The pianist sat back down and played “La Campanella.” More drinks came. Alistair packed his pipe—not making too bad a fist of it with one hand, Mary thought. A waiter arrived to light it from a cut-glass lamp. The staff at the Ritz had the quality of apologizing with a murmur for each of their perfect actions. They smelled of nothing and had faces that made no demands on the eye or on the heart. They melted into shade, not allowing themselves to be silhouetted against the chandelier. They eluded cognition entirely, like sorcerers, or fathers. At the tables all around them the guests chattered away as if life were not on the meter, while the waiters took away ash.
“I think I should warn you—” said Mary.
“I ought to let you know—” said Alistair.
“You go,” said Mary.
“Please, you first.”
Someone dimmed the chandelier further, until it seemed to cast a light that was darker than its absence. The high notes scattered from the piano. They glittered in that thin register where one heard the strings and hammers.
“What were you going to say?” said Alistair.
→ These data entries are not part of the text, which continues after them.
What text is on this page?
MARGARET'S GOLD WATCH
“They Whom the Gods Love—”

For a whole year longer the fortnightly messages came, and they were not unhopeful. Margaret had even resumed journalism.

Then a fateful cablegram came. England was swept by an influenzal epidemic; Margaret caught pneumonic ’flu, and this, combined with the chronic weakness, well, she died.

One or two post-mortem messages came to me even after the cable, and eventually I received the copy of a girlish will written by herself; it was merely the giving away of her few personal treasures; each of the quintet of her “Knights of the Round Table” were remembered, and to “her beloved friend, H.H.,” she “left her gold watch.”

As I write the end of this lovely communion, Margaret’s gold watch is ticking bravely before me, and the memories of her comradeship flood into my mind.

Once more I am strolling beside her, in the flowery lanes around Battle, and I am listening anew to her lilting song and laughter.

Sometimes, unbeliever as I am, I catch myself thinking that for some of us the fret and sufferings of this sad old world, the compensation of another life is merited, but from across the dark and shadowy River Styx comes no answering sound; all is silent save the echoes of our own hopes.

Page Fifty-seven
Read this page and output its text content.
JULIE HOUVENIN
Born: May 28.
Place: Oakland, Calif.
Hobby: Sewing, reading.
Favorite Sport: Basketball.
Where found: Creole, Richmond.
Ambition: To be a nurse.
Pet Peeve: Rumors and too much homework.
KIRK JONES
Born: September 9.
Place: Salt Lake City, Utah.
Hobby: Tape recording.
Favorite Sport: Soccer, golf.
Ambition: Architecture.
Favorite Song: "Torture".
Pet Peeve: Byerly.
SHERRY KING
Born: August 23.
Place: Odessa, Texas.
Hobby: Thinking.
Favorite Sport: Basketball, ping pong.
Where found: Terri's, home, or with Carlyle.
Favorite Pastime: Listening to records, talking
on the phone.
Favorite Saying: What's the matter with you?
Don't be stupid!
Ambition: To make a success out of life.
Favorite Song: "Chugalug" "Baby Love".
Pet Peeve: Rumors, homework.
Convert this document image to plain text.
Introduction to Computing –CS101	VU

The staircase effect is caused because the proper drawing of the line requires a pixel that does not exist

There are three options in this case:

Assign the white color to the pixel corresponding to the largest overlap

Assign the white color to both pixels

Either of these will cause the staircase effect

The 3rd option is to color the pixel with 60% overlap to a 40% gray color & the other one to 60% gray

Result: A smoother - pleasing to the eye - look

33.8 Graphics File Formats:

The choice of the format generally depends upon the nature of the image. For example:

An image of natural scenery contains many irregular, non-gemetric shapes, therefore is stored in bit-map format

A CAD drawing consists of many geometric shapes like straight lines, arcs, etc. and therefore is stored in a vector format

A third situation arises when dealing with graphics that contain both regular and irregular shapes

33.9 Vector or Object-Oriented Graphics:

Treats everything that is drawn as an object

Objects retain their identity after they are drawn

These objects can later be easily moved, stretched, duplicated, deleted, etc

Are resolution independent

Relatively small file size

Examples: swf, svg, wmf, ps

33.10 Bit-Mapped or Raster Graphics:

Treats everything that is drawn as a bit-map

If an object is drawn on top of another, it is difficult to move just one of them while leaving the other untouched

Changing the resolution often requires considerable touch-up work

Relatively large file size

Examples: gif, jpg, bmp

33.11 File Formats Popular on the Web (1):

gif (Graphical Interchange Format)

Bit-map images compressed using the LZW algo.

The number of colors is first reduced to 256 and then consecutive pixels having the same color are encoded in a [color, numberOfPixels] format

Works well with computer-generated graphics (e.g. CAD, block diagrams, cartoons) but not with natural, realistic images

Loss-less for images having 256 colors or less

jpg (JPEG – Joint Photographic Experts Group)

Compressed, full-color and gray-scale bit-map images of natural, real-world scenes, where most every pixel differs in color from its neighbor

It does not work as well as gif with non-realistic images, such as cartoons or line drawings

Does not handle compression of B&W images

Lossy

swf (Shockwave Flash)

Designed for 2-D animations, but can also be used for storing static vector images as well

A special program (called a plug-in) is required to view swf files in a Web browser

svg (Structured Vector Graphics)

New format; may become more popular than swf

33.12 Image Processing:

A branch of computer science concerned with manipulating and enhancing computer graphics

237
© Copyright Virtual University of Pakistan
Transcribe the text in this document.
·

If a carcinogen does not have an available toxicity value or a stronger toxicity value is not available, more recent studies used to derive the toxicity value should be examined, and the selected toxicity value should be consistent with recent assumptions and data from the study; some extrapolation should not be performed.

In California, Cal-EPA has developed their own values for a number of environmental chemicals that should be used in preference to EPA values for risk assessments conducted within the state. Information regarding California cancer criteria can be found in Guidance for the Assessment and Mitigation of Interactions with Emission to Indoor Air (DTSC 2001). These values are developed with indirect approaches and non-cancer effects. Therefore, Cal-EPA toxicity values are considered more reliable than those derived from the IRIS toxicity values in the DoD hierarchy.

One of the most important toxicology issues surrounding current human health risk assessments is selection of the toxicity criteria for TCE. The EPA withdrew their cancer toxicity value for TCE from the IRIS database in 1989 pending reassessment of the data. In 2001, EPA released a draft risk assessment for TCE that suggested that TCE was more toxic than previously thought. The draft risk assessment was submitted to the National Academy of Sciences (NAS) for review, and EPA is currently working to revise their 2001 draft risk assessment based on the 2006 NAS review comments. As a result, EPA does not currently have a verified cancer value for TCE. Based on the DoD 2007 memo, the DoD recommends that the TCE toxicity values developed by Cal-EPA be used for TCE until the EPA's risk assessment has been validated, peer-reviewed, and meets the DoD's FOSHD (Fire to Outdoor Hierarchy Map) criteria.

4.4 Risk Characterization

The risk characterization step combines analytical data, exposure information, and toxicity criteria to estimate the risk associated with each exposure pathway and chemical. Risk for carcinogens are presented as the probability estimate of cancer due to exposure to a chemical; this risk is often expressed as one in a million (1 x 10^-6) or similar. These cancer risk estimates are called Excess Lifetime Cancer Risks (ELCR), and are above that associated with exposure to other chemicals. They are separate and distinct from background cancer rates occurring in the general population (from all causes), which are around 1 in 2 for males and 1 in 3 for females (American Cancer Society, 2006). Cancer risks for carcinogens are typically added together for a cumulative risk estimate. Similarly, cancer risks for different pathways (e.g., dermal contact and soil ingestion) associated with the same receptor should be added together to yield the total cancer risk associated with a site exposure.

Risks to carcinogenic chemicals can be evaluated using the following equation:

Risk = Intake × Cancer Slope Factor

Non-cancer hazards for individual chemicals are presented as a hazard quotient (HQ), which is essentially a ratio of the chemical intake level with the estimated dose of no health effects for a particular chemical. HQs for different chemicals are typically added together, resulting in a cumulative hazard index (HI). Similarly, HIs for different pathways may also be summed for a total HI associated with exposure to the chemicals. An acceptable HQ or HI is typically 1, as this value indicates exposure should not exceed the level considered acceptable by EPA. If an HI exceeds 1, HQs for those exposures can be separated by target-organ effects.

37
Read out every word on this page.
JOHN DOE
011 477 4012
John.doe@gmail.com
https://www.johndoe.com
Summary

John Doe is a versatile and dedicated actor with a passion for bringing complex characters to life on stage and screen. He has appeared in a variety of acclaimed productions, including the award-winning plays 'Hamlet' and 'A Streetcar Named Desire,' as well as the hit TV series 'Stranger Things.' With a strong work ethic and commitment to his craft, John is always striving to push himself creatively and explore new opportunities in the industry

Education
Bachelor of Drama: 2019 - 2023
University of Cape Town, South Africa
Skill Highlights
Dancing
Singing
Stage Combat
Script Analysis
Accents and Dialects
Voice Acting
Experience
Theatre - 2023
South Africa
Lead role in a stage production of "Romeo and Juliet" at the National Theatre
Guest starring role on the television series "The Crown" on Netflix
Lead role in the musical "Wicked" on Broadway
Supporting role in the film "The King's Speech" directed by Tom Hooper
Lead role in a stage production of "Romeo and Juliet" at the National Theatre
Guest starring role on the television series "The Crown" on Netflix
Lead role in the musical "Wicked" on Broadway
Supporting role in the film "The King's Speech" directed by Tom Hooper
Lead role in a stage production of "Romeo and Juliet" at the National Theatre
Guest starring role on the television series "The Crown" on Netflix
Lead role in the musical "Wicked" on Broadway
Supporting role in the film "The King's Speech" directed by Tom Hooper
“Oh, it was nothing. You?”
“Only that . . . oh, it can wait.”
Drinks came. The pianist played some nocturnes of Chopin. Black-coated waiters appeared out of the black background to light Mary’s cigarettes. One had only to think of fire and fire came, as if the incendiary thought scorched the air. One had only to need a drink, and the pull of the need itself caused the drink to arrive on a heavy tray in a glass that had been handled with white cotton. It might carry on all night, Mary supposed: this matching of an equal and opposite solution to every resolvable human need—done with this exquisite precision that extended to the fullest extremity of the possible and therefore only made one ache all the more despairingly with doubts that could never be soothed by lackeys. It was the perfect antithesis of the war, this torment of solicitude. How strange, that the struggle and its absence should leave one equally afraid.
“Mary, are you quite all right?” Alistair had his hand on her arm.
“Thank you, darling, I am fine.”
And she would be fine, of course: she would make conversation when the air seemed the right shape for it, and she would laugh when laughter seemed a better fit. It was nice that the drinks kept coming, since the glow they gave was terrific.
He took his hand away. “What would you like us to do now?”
“Well, they do a nice dinner here—although it’s getting rather late—or we could go to one of the cafés on Haymarket, or if you’re not hungry we might even still make the cinema.”
“Yes,” he said. “But I suppose what I meant was, what would you like now, for us?”
Mary gripped the table. The room revolved around the chandelier. Their white planet spun through the plush black smoky space.
“I’m sorry,” said Alistair. “I’m ahead of myself. Ignore me—this is what I was like after France. That’s what I was trying to warn you about earlier on.”
“It’s all right. I’ve so looked forward to seeing you again. I thought I would know just what to do when you came. I’m sorry.”
He nodded and looked away, to the other tables where guests glowed in firmer orbits.
“On Malta, with the blockade, one doesn’t imagine that people live like this at home. It is hard to imagine how hungry everyone is on the island.”
“I can imagine it,” she said, feeling even as she said it what a foolish thing it was to blurt out.
He smiled kindly enough, but now she saw herself as he must. In the bright light of the chandelier, before he arrived, London’s circle had seemed quite equal to the earth’s equator. Now she saw the smallness of it. How vain she had been in her nest, feathering it with mirrors. She was a teacher nobody needed, a daughter whose parents despaired. And now here was Alistair, this man who had stood up to the enemy while she had been so proud of standing up to her mother. Did she really sit at this table, even now in her new feathered hat, wondering if she loved him?
“I’m sorry,” she said.
His face was pale with concern. “Whatever for?”
“Forgive me,” she said, standing abruptly so that the chair fell to the carpet. “Please, darling, forgive me . . .”
She fled into the blacked-out night, into the ruined city beyond the consolation of chandeliers.